Sur les étagères, les enquêteurs ont fait main basse sur un butin saisissant : des anti-inflammatoires, des antalgiques, des laxatifs, mais aussi des compléments alimentaires et des produits cosmétiques soumis à des normes rigoureuses. Tous étaient des contrefaçons, soigneusement présentés pour tromper l’œil du consommateur. Selon l’ARP, la valeur totale de la marchandise saisie frôle les 35 millions de francs CFA, une manne qui illustre l’ampleur du trafic.

À la tête de ce commerce parallèle, D. Guèye, un jeune homme de 22 ans qui se présente comme simple commerçant. Interpellé sur les lieux, il a livré aux enquêteurs une version pour le moins surprenante : les produits lui seraient expédiés directement depuis les États-Unis par son propre père. Une déclaration que les autorités prennent avec des pincettes, tant l’affaire soulève de questions sur la filière d’approvisionnement et les complicités éventuelles.
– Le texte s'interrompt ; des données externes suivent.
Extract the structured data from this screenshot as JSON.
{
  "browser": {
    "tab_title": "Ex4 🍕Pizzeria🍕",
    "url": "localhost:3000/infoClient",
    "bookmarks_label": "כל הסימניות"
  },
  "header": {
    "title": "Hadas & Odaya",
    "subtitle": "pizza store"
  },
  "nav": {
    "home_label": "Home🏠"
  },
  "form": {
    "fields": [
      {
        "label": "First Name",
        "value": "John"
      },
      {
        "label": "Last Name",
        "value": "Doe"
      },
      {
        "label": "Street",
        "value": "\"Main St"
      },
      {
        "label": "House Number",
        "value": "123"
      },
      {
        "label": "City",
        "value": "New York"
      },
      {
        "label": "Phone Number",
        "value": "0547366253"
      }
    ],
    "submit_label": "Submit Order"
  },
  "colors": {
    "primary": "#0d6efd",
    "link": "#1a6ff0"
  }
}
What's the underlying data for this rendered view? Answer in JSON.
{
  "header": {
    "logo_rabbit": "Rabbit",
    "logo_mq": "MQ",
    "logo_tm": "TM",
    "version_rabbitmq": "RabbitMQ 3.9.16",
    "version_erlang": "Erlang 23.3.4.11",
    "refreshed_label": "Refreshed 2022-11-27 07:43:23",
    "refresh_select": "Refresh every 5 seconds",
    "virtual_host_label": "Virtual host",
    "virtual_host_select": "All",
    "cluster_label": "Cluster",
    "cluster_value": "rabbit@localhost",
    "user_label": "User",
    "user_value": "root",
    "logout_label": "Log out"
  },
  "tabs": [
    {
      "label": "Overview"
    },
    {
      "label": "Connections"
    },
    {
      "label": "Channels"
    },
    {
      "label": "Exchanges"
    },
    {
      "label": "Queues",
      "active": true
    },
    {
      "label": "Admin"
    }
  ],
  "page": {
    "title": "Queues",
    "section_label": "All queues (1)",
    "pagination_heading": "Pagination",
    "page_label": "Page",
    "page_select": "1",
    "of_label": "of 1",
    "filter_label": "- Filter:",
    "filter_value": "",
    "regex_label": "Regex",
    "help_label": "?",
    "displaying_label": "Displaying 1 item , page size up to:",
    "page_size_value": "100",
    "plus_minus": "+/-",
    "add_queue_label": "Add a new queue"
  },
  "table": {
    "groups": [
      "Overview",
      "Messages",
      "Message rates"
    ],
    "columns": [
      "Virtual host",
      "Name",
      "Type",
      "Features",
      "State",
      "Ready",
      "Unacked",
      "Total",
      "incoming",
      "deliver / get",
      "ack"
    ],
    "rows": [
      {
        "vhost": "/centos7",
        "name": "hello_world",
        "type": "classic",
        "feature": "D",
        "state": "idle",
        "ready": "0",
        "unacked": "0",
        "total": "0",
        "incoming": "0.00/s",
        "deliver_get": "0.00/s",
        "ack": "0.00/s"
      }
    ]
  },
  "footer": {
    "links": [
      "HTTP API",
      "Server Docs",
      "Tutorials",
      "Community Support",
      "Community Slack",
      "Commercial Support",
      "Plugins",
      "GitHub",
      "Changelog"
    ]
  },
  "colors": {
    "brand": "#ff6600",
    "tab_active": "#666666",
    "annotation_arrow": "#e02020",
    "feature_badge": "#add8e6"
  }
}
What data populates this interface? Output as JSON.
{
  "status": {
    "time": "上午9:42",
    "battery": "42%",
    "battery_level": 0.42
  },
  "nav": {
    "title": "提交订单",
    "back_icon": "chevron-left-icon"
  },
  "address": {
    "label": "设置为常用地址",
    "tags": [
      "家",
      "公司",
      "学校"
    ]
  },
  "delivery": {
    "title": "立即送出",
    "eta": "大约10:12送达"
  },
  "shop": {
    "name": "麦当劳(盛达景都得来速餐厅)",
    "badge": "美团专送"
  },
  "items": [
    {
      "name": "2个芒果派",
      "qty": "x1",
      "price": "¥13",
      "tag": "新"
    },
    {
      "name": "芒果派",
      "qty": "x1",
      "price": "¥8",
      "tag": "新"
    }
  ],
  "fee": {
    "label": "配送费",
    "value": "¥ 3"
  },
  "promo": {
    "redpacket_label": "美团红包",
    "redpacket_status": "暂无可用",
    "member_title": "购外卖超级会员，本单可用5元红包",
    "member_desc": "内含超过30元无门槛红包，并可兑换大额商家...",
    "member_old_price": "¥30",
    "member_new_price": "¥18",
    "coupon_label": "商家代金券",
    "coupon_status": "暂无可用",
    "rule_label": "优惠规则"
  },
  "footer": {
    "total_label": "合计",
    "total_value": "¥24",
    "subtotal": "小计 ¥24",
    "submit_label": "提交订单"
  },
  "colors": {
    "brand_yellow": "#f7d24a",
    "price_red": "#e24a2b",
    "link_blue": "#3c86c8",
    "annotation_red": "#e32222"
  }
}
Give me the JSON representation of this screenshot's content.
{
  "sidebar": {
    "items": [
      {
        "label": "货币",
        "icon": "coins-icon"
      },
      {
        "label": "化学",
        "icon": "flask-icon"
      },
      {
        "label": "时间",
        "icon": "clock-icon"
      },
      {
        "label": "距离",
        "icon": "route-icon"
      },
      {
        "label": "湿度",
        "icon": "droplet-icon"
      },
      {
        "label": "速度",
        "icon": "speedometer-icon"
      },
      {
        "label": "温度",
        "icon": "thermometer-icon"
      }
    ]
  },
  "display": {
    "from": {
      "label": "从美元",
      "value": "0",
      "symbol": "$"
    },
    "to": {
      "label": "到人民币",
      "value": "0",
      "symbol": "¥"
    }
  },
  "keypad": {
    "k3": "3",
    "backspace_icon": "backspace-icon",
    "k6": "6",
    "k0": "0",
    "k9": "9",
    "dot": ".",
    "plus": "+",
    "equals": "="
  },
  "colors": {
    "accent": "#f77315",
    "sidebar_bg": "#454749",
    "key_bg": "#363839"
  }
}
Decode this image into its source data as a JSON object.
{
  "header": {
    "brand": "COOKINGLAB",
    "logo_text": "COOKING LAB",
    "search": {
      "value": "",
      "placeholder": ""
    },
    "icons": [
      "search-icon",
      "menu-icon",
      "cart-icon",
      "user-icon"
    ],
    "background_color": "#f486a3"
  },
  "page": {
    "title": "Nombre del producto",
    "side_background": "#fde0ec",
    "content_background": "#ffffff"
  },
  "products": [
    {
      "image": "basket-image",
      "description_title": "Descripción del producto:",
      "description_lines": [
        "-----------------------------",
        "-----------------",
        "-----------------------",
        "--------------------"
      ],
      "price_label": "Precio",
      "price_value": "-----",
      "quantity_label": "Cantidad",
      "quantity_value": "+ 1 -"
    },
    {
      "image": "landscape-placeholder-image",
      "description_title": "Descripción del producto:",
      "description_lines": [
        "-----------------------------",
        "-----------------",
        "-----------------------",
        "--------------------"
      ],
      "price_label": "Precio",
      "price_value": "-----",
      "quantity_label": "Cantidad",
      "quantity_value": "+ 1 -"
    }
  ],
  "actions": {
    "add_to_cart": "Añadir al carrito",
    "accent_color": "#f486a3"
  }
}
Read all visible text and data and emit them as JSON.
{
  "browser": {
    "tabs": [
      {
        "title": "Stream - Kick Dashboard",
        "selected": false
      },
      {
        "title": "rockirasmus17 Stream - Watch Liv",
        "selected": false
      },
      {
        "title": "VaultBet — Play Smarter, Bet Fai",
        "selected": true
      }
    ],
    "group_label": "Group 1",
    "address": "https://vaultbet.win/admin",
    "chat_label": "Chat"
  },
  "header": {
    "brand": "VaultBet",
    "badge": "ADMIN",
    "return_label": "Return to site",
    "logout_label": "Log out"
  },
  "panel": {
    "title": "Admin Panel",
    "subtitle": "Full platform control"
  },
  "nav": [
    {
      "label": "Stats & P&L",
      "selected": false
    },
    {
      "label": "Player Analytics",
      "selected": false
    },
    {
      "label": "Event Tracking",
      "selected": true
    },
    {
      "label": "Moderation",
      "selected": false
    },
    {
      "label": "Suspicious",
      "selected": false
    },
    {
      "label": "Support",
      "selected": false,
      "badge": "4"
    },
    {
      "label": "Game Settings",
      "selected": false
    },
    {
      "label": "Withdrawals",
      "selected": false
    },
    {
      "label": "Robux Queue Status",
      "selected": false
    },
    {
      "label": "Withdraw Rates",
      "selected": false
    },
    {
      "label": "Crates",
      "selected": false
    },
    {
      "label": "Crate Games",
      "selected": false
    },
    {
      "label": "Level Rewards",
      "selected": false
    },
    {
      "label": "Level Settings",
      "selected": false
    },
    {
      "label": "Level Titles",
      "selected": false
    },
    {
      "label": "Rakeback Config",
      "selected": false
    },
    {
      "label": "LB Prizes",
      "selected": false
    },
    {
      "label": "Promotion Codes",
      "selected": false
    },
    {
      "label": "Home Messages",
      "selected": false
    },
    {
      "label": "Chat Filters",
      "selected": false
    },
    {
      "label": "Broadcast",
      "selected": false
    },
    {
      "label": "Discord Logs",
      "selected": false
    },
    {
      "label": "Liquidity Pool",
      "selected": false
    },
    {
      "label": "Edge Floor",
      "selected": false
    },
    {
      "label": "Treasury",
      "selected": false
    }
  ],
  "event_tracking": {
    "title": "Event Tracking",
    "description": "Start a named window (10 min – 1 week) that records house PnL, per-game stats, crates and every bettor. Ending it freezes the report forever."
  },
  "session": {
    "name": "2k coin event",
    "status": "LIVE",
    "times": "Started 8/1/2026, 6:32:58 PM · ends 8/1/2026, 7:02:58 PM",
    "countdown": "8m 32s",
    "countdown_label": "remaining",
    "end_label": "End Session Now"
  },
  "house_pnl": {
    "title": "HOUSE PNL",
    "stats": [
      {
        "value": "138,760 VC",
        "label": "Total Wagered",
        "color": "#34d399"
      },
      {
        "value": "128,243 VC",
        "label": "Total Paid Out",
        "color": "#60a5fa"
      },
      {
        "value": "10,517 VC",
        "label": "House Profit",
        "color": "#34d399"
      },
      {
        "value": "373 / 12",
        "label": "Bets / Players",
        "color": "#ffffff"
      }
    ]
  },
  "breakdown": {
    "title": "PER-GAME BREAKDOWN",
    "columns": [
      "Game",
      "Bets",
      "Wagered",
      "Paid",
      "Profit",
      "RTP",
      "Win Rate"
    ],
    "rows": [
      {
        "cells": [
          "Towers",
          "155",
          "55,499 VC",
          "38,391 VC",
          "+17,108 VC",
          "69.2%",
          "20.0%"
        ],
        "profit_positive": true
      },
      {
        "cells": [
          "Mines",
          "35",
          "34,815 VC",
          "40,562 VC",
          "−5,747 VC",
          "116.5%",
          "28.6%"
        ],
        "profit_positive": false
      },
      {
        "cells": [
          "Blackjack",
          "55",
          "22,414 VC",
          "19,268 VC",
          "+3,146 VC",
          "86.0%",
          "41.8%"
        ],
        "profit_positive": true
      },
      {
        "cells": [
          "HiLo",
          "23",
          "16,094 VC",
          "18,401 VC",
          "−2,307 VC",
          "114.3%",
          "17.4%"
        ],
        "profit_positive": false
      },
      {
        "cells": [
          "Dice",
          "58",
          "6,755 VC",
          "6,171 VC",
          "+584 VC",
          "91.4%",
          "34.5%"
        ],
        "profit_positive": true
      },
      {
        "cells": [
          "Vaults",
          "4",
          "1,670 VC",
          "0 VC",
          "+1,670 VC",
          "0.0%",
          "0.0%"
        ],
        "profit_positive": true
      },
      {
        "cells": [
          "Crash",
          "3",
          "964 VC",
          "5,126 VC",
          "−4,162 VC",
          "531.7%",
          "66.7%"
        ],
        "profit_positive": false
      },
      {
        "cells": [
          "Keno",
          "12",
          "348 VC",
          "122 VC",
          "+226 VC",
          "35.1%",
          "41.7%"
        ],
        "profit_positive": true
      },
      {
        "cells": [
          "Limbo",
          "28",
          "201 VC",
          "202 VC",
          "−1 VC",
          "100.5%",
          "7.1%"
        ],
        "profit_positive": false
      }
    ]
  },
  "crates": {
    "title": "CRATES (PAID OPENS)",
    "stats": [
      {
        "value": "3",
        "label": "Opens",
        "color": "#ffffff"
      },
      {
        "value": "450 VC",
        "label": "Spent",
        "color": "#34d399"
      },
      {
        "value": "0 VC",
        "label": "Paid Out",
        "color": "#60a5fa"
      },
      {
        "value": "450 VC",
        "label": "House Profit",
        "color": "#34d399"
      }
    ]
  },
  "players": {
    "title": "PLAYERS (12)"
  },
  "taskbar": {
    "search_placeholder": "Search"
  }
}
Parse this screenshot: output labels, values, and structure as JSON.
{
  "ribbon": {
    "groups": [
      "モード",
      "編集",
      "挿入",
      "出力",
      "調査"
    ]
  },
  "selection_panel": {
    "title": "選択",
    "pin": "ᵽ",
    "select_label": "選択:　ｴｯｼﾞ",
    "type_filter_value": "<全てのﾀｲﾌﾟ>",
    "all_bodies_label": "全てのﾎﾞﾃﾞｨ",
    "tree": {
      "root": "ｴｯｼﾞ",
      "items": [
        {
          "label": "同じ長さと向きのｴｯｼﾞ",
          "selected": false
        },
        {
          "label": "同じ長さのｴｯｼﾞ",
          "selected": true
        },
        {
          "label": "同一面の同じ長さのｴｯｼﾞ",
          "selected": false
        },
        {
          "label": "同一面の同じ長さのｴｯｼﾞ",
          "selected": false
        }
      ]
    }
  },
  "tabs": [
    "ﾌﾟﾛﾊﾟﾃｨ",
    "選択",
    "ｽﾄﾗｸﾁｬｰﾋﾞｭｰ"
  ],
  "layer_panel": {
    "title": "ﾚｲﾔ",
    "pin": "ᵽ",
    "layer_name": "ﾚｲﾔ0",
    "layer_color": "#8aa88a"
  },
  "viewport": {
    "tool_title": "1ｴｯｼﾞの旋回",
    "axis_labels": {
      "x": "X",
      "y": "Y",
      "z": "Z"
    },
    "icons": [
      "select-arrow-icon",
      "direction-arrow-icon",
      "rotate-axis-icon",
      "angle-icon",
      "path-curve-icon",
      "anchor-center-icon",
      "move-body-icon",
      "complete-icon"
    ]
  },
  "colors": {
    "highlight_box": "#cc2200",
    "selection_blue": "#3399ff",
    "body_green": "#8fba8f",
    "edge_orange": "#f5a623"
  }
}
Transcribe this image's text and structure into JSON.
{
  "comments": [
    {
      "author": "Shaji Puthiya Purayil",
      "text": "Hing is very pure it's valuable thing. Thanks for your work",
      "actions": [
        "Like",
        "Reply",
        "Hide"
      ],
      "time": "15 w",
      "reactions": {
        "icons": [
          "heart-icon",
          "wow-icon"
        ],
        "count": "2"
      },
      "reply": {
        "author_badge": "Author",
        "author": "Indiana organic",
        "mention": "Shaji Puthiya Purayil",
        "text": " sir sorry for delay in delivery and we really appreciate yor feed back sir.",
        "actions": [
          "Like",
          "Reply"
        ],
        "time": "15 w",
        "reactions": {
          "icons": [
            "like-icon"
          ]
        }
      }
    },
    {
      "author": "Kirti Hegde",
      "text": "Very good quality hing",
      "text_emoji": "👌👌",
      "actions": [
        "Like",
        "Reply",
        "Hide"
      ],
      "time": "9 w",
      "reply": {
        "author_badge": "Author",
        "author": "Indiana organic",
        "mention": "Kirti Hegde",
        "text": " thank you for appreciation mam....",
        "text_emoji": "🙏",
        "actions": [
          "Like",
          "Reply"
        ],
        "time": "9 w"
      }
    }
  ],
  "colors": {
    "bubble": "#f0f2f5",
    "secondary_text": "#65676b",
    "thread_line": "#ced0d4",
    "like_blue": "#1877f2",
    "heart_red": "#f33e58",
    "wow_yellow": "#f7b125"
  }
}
Place désormais à la procédure judiciaire. Le suspect a été transféré au siège de la BNIPC, où il attend les réquisitions du parquet. Pendant ce temps, les enquêteurs s’attellent à remonter la piste américaine, afin de déterminer si ce réseau dépasse les frontières de Pikine et si d’autres complices sont impliqués dans ce dangereux trafic qui met en péril la santé publique.